Patience Kikoni, the technical advisor for NU-TEC MD, said the results called for the increase in the supply of tractor services because as more groups are formed, demand is outstripping supply.
The study found that tractor service providers considered women smallholder farmers as reliable clients because they either paid on time or in advance compared to their male counterparts.
For the farmers who joined groups and hired tractors saw the cost of tilling landfall. The study says the average cost for ploughing an acre reduced an average of 80,000 Shillings compared to 300,000 Shillings when a farmer chose to use manual labour.
“Women also reported that hiring tractors was less stressful than hiring manual labour because, with manual labour, they would also have to cook for the workers, and buy them beer in addition to the cash payment,” the research found.

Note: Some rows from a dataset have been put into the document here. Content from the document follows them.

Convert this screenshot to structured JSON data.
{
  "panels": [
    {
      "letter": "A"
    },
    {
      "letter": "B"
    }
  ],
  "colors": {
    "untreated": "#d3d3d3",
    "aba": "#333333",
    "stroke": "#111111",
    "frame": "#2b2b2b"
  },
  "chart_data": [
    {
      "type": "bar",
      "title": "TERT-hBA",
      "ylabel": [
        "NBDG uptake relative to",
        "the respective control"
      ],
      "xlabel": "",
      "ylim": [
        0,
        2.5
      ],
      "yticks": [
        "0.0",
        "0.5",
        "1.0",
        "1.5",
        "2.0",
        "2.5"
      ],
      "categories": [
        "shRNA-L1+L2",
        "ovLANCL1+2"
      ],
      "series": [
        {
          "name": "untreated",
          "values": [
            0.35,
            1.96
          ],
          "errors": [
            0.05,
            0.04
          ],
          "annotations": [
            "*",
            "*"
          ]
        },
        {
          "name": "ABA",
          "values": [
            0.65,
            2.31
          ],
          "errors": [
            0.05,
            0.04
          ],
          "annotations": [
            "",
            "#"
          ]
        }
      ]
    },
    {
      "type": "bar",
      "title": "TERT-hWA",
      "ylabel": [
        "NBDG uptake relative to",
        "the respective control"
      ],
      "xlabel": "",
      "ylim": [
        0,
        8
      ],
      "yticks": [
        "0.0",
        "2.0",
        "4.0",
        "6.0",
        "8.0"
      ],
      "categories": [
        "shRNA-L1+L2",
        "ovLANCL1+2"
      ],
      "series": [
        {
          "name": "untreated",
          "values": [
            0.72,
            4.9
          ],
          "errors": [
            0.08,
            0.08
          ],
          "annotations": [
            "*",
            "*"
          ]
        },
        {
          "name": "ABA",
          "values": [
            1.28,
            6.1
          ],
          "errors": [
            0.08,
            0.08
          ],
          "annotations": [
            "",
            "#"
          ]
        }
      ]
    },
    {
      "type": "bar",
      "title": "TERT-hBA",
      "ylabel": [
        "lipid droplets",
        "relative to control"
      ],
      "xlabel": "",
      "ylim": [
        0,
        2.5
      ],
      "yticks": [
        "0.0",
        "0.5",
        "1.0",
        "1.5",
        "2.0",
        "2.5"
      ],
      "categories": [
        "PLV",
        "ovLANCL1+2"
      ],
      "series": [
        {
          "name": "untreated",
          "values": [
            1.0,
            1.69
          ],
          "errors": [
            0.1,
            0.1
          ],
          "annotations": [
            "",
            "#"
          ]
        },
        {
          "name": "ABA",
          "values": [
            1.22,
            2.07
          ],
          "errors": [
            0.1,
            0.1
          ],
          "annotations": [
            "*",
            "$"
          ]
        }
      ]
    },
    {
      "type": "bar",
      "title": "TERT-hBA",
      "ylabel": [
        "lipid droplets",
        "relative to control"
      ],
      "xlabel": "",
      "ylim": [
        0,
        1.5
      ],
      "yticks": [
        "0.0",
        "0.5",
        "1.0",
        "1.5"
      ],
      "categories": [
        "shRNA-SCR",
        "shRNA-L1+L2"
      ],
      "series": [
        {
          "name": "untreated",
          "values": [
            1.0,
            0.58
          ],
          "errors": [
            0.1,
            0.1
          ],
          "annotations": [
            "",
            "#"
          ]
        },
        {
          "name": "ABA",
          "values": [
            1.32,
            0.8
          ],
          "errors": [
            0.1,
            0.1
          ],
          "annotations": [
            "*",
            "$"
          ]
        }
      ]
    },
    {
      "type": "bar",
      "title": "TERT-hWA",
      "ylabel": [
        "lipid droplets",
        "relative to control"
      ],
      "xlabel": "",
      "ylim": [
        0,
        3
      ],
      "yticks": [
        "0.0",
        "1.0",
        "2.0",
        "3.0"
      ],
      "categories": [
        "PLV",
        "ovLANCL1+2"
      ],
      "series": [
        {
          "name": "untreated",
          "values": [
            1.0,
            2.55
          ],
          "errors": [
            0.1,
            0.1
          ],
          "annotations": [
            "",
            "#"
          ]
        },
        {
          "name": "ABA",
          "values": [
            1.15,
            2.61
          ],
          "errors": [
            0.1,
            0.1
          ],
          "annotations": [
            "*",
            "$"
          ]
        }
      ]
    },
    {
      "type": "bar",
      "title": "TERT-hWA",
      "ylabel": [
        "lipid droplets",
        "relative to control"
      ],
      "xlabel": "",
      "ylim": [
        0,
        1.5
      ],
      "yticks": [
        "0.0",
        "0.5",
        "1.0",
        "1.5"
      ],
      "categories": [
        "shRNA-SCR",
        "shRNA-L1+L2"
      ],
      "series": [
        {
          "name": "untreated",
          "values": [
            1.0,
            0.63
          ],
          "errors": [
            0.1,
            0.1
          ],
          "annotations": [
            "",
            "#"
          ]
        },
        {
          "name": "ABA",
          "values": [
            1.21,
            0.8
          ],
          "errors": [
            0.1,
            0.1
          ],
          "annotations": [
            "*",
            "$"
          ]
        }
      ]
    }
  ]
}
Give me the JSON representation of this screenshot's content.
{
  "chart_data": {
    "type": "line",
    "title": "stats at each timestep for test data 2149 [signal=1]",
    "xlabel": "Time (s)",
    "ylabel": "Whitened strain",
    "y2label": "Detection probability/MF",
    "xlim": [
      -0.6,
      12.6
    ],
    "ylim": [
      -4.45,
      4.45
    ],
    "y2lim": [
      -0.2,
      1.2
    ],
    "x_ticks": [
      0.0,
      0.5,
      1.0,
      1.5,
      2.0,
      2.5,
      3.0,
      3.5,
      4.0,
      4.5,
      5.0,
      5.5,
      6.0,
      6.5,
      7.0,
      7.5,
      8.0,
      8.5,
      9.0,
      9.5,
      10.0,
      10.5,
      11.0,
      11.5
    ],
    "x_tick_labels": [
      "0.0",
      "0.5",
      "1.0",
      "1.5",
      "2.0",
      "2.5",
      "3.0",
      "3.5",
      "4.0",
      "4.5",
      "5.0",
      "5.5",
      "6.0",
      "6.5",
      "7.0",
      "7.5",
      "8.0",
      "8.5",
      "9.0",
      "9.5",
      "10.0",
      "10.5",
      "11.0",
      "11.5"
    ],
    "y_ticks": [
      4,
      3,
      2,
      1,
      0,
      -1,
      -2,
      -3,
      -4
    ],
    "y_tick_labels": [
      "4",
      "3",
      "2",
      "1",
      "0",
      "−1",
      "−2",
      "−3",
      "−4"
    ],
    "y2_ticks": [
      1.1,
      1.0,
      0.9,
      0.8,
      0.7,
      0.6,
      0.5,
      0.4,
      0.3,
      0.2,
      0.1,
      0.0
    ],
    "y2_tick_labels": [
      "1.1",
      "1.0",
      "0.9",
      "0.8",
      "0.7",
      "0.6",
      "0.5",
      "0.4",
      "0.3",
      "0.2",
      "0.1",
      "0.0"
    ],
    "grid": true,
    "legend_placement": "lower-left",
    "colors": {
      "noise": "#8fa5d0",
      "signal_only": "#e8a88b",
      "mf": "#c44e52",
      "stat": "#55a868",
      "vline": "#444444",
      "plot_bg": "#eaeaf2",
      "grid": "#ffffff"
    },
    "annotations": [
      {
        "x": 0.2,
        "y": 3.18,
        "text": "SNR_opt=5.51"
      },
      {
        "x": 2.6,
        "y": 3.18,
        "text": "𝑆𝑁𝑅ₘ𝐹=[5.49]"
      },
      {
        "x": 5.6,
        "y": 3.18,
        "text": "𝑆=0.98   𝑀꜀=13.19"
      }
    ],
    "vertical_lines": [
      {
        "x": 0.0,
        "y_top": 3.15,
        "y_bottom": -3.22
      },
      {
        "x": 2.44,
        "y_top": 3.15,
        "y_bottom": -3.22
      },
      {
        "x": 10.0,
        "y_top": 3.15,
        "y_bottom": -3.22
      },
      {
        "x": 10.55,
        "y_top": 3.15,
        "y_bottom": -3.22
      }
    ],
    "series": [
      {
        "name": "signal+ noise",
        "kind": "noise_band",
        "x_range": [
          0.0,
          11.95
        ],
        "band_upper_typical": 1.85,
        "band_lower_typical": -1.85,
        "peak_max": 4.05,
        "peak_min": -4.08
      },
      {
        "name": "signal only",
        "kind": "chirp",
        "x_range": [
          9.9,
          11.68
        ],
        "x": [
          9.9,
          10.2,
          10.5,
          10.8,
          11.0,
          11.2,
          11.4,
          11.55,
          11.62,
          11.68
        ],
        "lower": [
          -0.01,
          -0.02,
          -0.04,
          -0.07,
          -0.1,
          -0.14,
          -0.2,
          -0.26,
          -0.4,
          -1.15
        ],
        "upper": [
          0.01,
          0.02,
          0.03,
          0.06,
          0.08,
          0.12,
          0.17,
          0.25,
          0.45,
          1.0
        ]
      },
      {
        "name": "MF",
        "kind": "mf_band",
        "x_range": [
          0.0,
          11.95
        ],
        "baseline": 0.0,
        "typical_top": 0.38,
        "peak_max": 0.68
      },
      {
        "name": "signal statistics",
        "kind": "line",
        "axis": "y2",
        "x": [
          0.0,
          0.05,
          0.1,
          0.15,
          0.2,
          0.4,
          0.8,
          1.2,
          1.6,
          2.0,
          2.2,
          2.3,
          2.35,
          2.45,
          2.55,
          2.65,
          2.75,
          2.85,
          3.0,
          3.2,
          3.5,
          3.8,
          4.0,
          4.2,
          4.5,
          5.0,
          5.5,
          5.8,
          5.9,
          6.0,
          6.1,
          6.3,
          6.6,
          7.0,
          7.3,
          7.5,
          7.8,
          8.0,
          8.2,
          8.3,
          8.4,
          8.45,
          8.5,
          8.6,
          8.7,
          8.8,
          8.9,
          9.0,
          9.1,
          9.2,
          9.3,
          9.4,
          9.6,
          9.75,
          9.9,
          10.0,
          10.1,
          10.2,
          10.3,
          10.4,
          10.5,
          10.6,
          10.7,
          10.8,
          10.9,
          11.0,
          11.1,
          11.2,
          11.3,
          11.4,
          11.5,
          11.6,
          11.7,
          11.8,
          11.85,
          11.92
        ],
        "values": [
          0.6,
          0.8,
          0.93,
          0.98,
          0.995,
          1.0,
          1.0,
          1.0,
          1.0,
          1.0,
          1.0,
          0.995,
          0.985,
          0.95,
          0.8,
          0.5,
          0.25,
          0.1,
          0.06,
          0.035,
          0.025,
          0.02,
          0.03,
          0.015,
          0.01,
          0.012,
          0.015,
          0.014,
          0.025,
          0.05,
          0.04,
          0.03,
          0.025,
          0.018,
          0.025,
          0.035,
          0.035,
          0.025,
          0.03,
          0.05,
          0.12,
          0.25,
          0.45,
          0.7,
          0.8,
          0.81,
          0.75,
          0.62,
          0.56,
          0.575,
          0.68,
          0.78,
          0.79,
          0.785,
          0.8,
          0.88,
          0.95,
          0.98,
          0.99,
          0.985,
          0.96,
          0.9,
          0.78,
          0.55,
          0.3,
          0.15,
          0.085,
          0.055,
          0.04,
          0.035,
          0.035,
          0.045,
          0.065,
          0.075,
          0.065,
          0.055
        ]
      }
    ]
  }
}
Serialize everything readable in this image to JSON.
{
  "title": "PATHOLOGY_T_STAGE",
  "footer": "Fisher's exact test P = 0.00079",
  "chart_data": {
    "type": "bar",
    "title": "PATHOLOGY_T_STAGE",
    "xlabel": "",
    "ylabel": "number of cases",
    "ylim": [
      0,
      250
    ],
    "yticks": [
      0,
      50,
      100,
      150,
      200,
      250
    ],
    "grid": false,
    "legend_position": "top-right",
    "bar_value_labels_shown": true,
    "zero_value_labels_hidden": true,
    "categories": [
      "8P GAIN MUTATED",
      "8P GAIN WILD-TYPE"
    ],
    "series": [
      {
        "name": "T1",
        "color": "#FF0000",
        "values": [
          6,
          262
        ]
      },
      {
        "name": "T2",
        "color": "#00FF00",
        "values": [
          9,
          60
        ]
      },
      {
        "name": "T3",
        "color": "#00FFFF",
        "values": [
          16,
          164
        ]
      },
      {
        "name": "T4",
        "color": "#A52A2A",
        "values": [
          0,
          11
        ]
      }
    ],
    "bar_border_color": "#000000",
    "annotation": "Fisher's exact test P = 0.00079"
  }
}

The study found no unique challenges for women farmers from men’s. Both found challenges with land opening where the uprooting tree stumps is challenging and requires heavy machines like bulldozers. These are expensive to hire.
Also, even when the costs were low, many farmers found difficulty in raising the money. Countrywide, mechanization remains dismally low at 2 per cent. The government says adoption of mechanization will improve agriculture production.